The Home-Rule provision of the Ohio Constitution was meant to protect the 
ability of local authorities to regulate matters of purely local concern.  The power 
of local self-government granted by the Constitution relates to the government and 
administration of internal affairs.  In enacting R.C. 4549.17, the state is not trying 
to tell Linndale how many traffic lights it should have, how to enforce its 
jaywalking laws, or how many police officers to hire.  The state is only trying to 
run the interstate highway system in an efficient manner.

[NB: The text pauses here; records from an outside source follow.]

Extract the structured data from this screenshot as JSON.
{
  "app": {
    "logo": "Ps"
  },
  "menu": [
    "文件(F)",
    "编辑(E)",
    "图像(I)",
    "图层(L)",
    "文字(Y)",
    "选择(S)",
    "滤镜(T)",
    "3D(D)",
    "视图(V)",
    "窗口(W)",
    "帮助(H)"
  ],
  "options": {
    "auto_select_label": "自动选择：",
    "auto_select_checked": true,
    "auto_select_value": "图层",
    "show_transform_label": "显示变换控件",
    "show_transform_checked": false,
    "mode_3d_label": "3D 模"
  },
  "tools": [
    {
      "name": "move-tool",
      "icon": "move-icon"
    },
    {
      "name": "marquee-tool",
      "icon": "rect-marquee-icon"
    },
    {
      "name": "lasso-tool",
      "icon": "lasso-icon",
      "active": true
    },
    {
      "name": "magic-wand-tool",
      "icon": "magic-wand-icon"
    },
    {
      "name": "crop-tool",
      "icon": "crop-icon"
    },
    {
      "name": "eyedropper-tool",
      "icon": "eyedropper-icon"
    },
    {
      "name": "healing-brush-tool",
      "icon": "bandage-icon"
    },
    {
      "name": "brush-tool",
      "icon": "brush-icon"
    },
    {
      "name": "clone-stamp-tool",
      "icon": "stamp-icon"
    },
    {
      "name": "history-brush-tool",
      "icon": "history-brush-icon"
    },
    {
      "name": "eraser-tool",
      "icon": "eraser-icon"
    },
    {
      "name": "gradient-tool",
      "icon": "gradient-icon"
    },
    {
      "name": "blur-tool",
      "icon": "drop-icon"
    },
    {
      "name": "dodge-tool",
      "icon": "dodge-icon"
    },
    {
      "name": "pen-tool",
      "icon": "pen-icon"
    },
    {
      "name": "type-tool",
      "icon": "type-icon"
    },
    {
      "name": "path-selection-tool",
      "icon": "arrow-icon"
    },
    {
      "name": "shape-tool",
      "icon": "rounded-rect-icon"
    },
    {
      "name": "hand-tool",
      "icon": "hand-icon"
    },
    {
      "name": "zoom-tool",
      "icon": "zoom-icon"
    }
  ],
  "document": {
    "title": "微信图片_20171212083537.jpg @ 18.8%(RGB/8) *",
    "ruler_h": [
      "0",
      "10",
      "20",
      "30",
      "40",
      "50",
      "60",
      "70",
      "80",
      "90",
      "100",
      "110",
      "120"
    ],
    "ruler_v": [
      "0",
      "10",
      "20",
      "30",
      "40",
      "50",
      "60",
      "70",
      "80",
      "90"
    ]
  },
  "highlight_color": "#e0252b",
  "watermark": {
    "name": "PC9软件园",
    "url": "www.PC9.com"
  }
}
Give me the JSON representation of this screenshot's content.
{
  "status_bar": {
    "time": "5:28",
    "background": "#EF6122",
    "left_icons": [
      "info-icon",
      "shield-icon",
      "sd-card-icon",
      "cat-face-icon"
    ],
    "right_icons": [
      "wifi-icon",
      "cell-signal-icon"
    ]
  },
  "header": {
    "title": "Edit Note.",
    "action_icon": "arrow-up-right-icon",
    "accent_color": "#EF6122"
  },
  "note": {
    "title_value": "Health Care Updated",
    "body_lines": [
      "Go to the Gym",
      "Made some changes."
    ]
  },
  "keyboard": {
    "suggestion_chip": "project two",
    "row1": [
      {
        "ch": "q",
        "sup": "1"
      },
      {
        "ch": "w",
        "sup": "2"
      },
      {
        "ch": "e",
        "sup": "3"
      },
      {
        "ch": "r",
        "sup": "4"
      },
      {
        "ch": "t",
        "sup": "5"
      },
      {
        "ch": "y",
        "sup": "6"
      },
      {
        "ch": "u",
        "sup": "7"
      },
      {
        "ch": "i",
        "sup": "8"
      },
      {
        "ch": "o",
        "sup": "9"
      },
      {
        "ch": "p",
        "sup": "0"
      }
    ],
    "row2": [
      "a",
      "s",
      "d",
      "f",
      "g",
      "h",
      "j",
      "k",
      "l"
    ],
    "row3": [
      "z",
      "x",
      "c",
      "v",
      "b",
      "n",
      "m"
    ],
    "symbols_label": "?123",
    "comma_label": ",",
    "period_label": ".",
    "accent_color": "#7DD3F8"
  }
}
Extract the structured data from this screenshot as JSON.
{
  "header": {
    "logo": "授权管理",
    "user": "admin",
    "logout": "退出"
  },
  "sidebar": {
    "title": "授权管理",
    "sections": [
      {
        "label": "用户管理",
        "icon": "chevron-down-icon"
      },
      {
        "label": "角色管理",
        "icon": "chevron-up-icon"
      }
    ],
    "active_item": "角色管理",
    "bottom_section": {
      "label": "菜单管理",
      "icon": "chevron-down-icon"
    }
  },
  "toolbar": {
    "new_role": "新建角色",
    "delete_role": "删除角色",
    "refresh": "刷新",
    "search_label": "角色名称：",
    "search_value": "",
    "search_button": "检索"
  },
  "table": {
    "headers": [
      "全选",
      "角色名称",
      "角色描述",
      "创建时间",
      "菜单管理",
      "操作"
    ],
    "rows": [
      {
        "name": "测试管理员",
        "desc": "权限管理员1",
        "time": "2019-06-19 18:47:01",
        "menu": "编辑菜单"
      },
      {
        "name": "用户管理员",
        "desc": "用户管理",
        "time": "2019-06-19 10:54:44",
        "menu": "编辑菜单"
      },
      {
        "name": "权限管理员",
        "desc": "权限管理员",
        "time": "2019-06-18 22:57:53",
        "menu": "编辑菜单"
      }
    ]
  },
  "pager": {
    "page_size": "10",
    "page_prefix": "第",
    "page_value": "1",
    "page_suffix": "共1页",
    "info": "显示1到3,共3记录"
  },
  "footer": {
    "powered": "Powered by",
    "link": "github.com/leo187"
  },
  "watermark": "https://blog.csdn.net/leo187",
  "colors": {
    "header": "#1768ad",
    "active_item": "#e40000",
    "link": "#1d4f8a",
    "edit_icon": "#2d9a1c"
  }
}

R.C. 4549.17 affects the 
enforcement of state-imposed speed limits on interstate highways and addresses 
the potentially dangerous situation of concentrated enforcement of speed limits. 
 
Moreover, the statute is a general law that, as an exercise of the police 
power, prevails over any conflicting municipal ordinance.  The whole idea behind 
an interstate highway system is its inter-connectedness.  What happens in certain 
stretches of highway can affect the traffic flow of the entire system.  Not every 
stretch of highway in the system has the same speed limit.  Certain areas, certain 
grades, and certain traffic densities require certain attention.  Because every 
regulation does not apply to every mile of roadway equally does not mean that 
each regulation is not a part of a uniform statewide regulation. 
 
In view of the comprehensive scheme of regulation established by the 
General Assembly to promote safe travel on the interstate highway system, I 
would find R.C. 4549.17 not violative of home rule, and therefore constitutional. 
 
F.E. SWEENEY, J., concurs in the foregoing dissenting opinion.